Fly the drunken, horny, grabby skies!
samsung1
Ohio
Five airlines that cater to your every vice. All virtues must be turned off and stowed for takeoff.
Smoking: Ryanair: This Irish airline lets you get your nic fix without having to tamper with the bathroom smoke alarms. For 10 bucks you can buy a pack of 10 "smokeless" cigarettes, which look and feel like the real thing but won't inflame the bronchi of the emphysemic senior next to you. Cool!
Porn: Alaska Airlines: This is one of the only wi-fi equipped airlines that does not block inappropriate content. So fire up Edward Penishands. It's even better at high altitudes.
Booze: Virgin: Richard Branson wants to get you smashed. Virgin Atlantic and V Australia have fully stocked bars, and Virgin America carries absinthe in the beverage cart. Warning: Perusing SkyMall while under the influence may result in a solar-powered tie rack.

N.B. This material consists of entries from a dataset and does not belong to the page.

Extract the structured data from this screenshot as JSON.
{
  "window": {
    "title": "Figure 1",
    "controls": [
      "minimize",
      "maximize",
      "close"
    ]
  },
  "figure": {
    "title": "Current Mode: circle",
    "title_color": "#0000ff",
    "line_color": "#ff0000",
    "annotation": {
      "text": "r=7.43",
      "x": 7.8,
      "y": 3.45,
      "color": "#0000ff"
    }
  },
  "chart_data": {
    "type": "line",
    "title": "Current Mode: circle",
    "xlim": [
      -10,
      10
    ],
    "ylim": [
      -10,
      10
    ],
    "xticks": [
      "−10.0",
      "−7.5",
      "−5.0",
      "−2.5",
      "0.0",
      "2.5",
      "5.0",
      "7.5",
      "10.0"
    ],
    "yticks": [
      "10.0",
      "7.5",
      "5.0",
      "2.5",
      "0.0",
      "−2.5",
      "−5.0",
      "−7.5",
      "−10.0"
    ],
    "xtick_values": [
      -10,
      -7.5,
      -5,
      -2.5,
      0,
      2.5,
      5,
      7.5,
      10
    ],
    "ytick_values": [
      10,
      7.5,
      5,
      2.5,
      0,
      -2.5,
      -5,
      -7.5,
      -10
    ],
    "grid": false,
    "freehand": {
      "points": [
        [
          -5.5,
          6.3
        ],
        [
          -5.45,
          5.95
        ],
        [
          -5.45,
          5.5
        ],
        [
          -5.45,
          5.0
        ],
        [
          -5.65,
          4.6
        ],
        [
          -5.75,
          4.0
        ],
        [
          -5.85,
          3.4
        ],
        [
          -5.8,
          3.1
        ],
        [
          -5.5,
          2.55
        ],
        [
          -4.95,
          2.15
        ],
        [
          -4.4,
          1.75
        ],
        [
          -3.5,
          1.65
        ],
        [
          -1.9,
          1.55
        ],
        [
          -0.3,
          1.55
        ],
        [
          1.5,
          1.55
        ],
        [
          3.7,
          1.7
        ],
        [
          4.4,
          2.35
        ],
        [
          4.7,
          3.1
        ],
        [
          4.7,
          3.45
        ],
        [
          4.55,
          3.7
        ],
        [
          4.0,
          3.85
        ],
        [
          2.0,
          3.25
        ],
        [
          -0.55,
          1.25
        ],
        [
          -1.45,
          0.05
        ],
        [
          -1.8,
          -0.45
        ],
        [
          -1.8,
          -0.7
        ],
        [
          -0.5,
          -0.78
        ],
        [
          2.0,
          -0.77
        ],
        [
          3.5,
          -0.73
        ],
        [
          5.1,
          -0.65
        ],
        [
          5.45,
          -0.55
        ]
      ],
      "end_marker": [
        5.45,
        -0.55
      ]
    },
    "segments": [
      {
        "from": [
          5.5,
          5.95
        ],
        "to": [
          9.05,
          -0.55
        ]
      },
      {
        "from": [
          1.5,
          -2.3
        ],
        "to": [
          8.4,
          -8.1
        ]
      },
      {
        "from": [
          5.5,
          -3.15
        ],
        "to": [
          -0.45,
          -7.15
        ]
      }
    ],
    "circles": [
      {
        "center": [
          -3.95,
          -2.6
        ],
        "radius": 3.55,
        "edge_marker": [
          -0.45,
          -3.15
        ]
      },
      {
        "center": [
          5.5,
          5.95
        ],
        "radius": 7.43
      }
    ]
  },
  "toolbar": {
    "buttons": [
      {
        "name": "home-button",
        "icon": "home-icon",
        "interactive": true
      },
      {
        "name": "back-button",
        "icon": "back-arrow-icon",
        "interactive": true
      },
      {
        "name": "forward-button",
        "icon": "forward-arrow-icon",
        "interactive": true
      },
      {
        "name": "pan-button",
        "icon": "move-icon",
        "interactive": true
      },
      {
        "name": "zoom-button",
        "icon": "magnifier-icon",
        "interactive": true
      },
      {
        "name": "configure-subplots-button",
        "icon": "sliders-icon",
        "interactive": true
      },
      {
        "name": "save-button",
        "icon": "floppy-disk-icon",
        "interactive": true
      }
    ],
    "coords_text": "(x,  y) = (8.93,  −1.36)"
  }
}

Caffeine: Austrian Airlines: They offer 11 different types of specialty Viennese coffee drinks.
Women: EVA Air: The flight attendants fluffing your pillows are required to be female, slim, single, and under 24, and to have a good complexion.
-Maxim
Smoking: Ryanair: This Irish airline lets you get your nic fix without having to tamper with the bathroom smoke alarms. For 10 bucks you can buy a pack of 10 "smokeless" cigarettes, which look and feel like the real thing but won't inflame the bronchi of the emphysemic senior next to you. Cool!
Porn: Alaska Airlines: This is one of the only wi-fi equipped airlines that does not block inappropriate content. So fire up Edward Penishands. It's even better at high altitudes.
Booze: Virgin: Richard Branson wants to get you smashed. Virgin Atlantic and V Australia have fully stocked bars, and Virgin America carries absinthe in the beverage cart. Warning: Perusing SkyMall while under the influence may result in a solar-powered tie rack.
Caffeine: Austrian Airlines: They offer 11 different types of specialty Viennese coffee drinks.
Women: EVA Air: The flight attendants fluffing your pillows are required to be female, slim, single, and under 24, and to have a good complexion.
-Maxim
12 comments
Dig the new pic. Looks like our little Amanda is all grow up now. I was telling a dancer the other night that she looked like her.
Also if you want to see some paparazzi pictures of Amanda Bynes:
http://www.hotcelebshome.com/2009/03/24/…
So yeah, since legs are pretty much all that come into mind when you think of Amanda Bynes, you'll be happy to know that she was out & about with her ass cheeks hanging out of her workout shorts (if you can call them that). All I gotta say is that I'm really looking forward to warm weather again. Thank the Lord!
HOW TO SAVE THE AIRLINES
Dump the male flight attendants. No one wanted them in the first place.
Replace all the female flight attendants with good-looking strippers! What the hell -- they don't even serve food anymore, so what's the loss?
The strippers would at least triple the alcohol sales and get a 'party atmosphere' going in the cabin. And, of course, every businessman in this country would start flying again, hoping to see naked women.
Because of the tips, female flight attendants wouldn't need a salary, thus saving even more money. I suspect tips would be so good that we could charge the women for working the plane and have them kick back 20% of the tips, including lap dances and 'special services.'
Muslims would be afraid to get on the planes for fear of seeing naked women. Hijackings would come to a screeching halt, and the airline industry would see record revenues.
This is definitely a win-win situation if we handle it right -- a golden opportunity to turn a liability into an asset.
Why didn't Bush or Obama think of this? Why do I still have to do everything myself?
Sincerely,
Bill Clinton
They just had Hooters girls to mingle with the customers & such and real flight attendants for safety purposes.
"Dig the new pic. Looks like our little Amanda is all grow up now."
Looks like she's using quite the push-up bra as well.
If they did the safety instructions, I'm sure all eyes would be on them.
They didn't do them though, since they were never trained to that level in the first place. The Hooters girls were just there for eye candy...nothing more, nothing less.